Nergens werd zijn muziek beter begrepen als in New York. Toen Parker in 1942 zijn baan bij Jay Mc Shann kwijtraakte, verhuisde hij naar New York. Met collega's uit Harlem, vooral met trompettist Dizzy Gillespie, ontwikkelde  hij een unieke stijl, die hem onsterfelijk zou maken: de bebop.
De naam van deze stijl werd naderhand door critici bedacht. Parker zelf had het liever over 'moderne jazz'.  Hij wilde een soort jazz maken die alleen als begeleidingsmuziek voor dansers gold. het moest een soort kunstvorm, met snelle ritmes en veel ruimte voor improvisaties.
Trompettist Louis Armstrong  klaagde dat de bebopcomposities geen melodie hadden, althans geen melodie die men kon onthouden en dat ze evenmin een ritme hadden waarop gedanst kon worden.  Vanaf 1945 sloeg de stijl van Charlie Parker in als een bom. Om de bebop ook elders bekend te maken reisde Parker met Dizzy Gillespie naar Los Angeles. Daar kreeg hij zijn eerste zenuwinstorting.
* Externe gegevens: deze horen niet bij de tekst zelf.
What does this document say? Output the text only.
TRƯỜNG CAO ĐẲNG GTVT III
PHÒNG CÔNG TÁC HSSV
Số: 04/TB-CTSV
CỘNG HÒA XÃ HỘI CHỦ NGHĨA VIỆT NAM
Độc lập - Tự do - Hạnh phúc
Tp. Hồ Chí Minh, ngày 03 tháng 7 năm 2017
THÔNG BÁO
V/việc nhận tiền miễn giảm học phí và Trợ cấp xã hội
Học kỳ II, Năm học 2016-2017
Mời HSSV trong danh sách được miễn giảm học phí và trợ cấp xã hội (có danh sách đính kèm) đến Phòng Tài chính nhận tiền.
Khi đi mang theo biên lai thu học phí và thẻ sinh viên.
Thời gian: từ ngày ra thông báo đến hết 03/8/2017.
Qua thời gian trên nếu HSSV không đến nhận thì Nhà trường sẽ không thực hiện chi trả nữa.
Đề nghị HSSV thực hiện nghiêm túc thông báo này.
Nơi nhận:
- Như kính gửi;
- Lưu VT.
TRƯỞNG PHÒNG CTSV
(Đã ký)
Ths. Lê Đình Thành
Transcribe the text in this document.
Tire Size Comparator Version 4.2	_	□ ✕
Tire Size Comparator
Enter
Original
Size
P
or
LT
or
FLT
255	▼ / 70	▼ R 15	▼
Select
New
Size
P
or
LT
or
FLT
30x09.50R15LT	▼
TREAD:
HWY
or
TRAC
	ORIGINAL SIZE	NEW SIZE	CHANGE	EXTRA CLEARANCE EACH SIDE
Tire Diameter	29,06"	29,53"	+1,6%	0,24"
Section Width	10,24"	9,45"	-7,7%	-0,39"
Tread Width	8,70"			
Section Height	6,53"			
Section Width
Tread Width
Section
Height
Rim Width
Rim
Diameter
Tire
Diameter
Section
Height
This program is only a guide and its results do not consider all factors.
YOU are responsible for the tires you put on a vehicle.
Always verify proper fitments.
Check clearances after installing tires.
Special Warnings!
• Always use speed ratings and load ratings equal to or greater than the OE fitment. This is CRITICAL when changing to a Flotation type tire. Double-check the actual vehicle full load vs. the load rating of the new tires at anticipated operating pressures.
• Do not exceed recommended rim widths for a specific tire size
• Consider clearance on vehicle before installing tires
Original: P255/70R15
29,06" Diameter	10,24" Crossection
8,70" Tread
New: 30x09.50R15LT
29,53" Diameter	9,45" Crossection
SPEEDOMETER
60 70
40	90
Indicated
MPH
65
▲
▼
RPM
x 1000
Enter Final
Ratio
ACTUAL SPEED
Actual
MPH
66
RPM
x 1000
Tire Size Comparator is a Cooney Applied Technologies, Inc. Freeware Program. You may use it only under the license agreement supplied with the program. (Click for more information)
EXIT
Eenmaal  in Californië ging Parker opnieuw aan de heroïne. Zijn stijl van leven werd chaotisch. Hij verscheen niet bij optredens en werd agressief. Uiteindelijk wisselde hij zelfs zijn retourticket tegen drugs. Om zijn verslaving te financieren, sloot hij een platencontract met het label 'Dial' af. Maar hij verscheen stomdronken bij de opnamen. Zijn handen trilden dermate, dat hij iedere keer zonder controle op de toetsen van zijn saxofoon drukte. Hij miste iedere keer opnieuw de inzet. Ondanks de uiterste matige kwaliteit vandeze opnamen bracht 'Dial'  ze onder de titel 'Lover Man' uit . Zo maakte men van Parkers populariteit op dat moment gebruik. Nadien, toen hij de puinhoop kon overzien, nam hij zich voor om 'Dial' deze manoeuvre niet te vergeven. Eenmaal terug in zijn  hotel verscheen Parker naakt bij de receptie. Toen zich in zijn hotelkamer insloot en er rook onder de deur walmde, waarschuwde de manager de politie. Parker werd aangeklaagd wegens aanstootgevend gedrag, verzet bij arrestatie en brandstichting. Zijn enige kans om aan de gevangenis te ontkomen, was opname in de psychiatrische inrichting van Camarillo. Daar bleef hij een half jaar om af te kicken. In die periode schreef hij de compositie 'Relaxin' at Camarillo'.  Het was allemaal bedoeld als een nieuw begin, zonder drugs. Zodra Parker echter in New York terugkwam, waren deze goede voornemens snel vergeten.  In de daarop volgende zes jaar tot aan zijn dood beleefde hij steeds weer periodes waarin hij door drugsgebruik de controle verloor. Volgens een anekdote was hij in een van die periodes zo doorgedraaid, dat hij een paard huurde om een kroeg te bezoeken. Minstens zo wild en zonder controle was zijn liefdesleven. Na concerten had hij allerlei verhoudingen. Hij leefde tegelijkertijd met twee vrouwen. Met de eerste Doris Sydnor, trouwde hij en bij de tweede,  Chan Richardson, verwekte hij twee kinderen. Merkwaardigerwijs deed dat gedrag weinig afbreuk aan zijn muzikale loopbaan. Hij werd de eerste zwarte musicus naar wie op Broadway een nachtclub werd genoemd, het legendarische 'Birdland'.  In ' Metronome Magazine'  werd hij vijf jaar op een rij door de lezers tot de beste saxofonist gekozen. Hij werd voor een jazzfestival in Parijs uitgenodigd en maakte toernees door Denemarken en Zweden.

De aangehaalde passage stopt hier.